Pourtant, le portrait de Dorian Gray présente des caractéristiques révélatrices des principes à l’œuvre dans Harry Potter. En effet, dans les deux cas, l’animation du portrait suppose un changement dans l’image du tableau perceptible par l’observation et comparable à une image autre du même tableau [21]. C’est ce qui distingue le portrait animé d’un portrait inanimé dont le contenu ne change pas. Par ailleurs, la comparaison incite à considérer des degrés dans l’animation. Ces degrés ne traduisent pas, en soi, les types de transformations qui affectent les portraits : modification de l’expression du personnage peint dans Le Portrait de Dorian Gray ; comportement différent dans Harry Potter. Ils sont davantage tributaires de l’acte de perception qui les accompagne.
[16] J. K. Rowling, Harry Potter et le Prince de Sang-Mêlé, Paris, Gallimard Jeunesse, 2007, p. 718 : « Dumbledore was slumbering in a golden frame over the desk, his half-moon spectacles perched upon his crooked nose, looking peaceful and untroubled ».
[17] Un autre exemple tiré du gothique se rapprocherait davantage des portraits décrits dans Harry Potter : dans Le Château d’Otrante, où un personnage représenté sort, lui-aussi, physiquement de son cadre.

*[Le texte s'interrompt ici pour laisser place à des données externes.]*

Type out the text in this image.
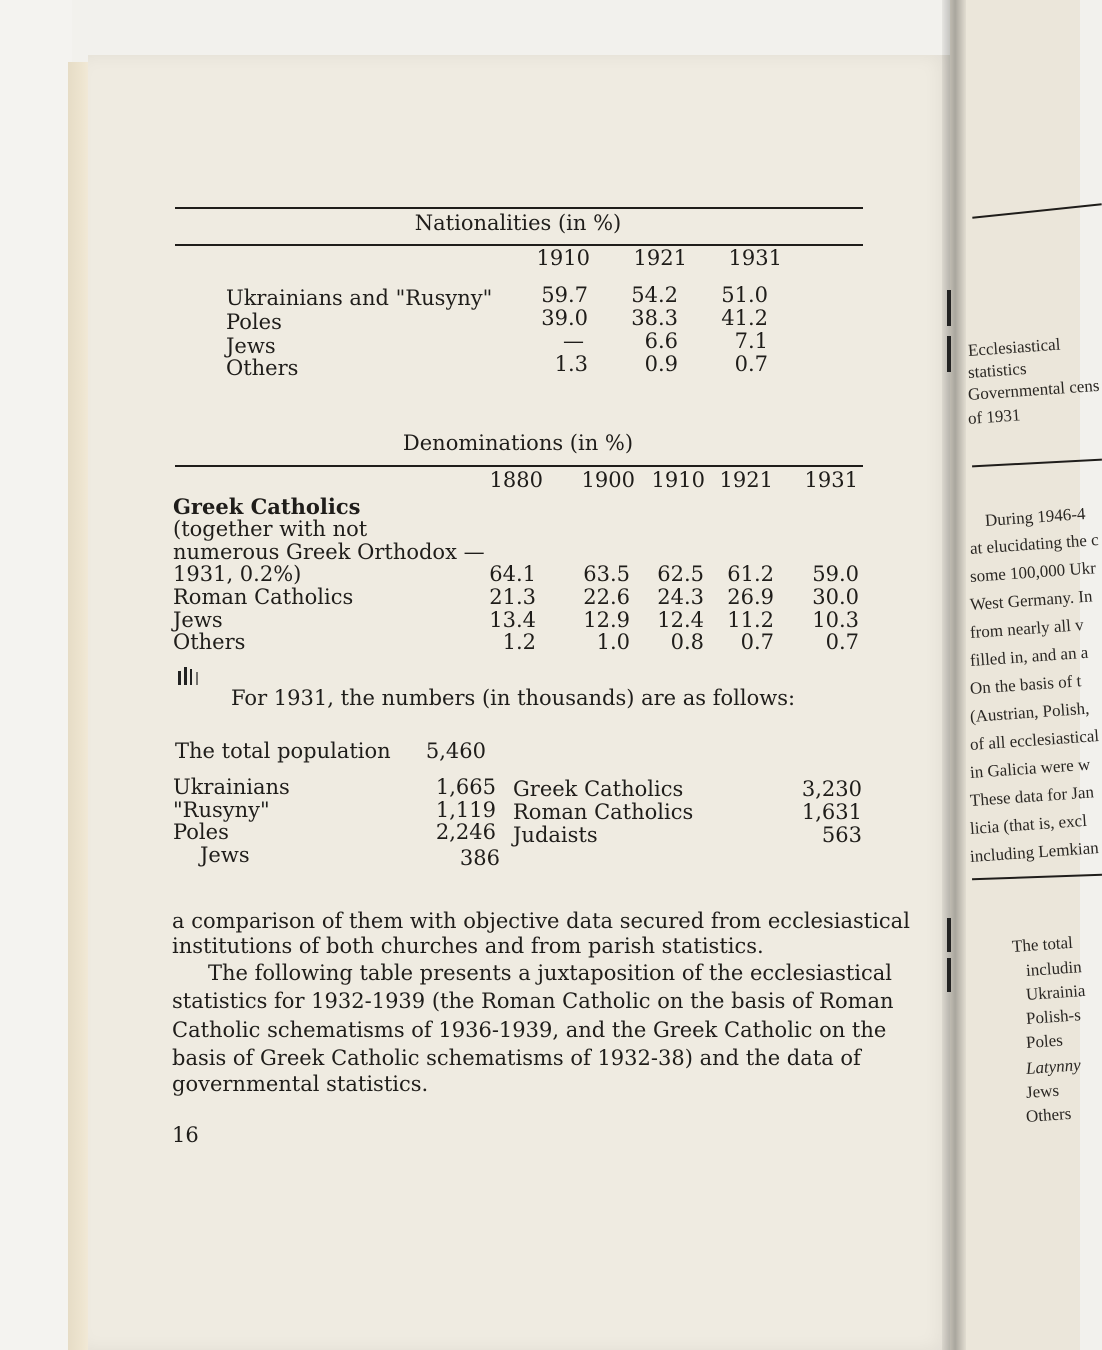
Nationalities (in %)
1910	1921	1931
Ukrainians and "Rusyny"	59.7	54.2	51.0
Poles	39.0	38.3	41.2
Jews	—	6.6	7.1
Others	1.3	0.9	0.7
Denominations (in %)
1880	1900 1910 1921	1931
Greek Catholics
(together with not
numerous Greek Orthodox —
1931, 0.2%)	64.1	63.5	62.5	61.2	59.0
Roman Catholics	21.3	22.6	24.3	26.9	30.0
Jews	13.4	12.9	12.4	11.2	10.3
Others	1.2	1.0	0.8	0.7	0.7
For 1931, the numbers (in thousands) are as follows:
The total population	5,460
Ukrainians	1,665
"Rusyny"	1,119
Poles	2,246
Jews	386
Greek Catholics	3,230
Roman Catholics	1,631
Judaists	563
a comparison of them with objective data secured from ecclesiastical
institutions of both churches and from parish statistics.
The following table presents a juxtaposition of the ecclesiastical
statistics for 1932-1939 (the Roman Catholic on the basis of Roman
Catholic schematisms of 1936-1939, and the Greek Catholic on the
basis of Greek Catholic schematisms of 1932-38) and the data of
governmental statistics.
16
Ecclesiastical
statistics
Governmental cens
of 1931
During 1946-4
at elucidating the c
some 100,000 Ukr
West Germany. In
from nearly all v
filled in, and an a
On the basis of t
(Austrian, Polish,
of all ecclesiastical
in Galicia were w
These data for Jan
licia (that is, excl
including Lemkian
The total
includin
Ukrainia
Polish-s
Poles
Latynny
Jews
Others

Nous avons choisi de parler du portrait de Dorian Gray, cependant, car cet exemple est plus propre à établir les concepts théoriques nécessaires à notre analyse (voir H. Walpole, Le Château d’Otrante, Paris, Corti, « Romantique », 1995).
[18] J. K. Rowling, Harry Potter et l’Ordre du Phénix, Paris, Gallimard Jeunesse, 2007, p. 981 : « "Am I to understand", said Phineas Nigellus slowly (…), "that my great-great-grandson – the last of the Blacks – is dead ?"
"Yes, Phineas", said Dumbledore
"I don’t believe it", said Phineas brusquely ».
[19] Ibid. : « Harry turned his head in time to see Phineas marching out of his portrait and knew that he had gone to visit his other painting in Grimmauld Place. He would walk,perhaps, from portrait to portrait, calling for Sirius through the house ».
[20] O. Wilde, Le Portrait de Dorian Gray, Op. cit., p. 180 : « As he was turning the handle of the door, his eye fell upon the portrait (...). He started back as if in surprise. (...) the face appeared to him a little changed. The expression looked different ».
[21] Ici, l’image du tableau est prise dans ses deux aspects. Pour la suite de l’analyse, nous n’aurons plus besoin d’établir cette distinction et nous parlerons de l’image de façon générale.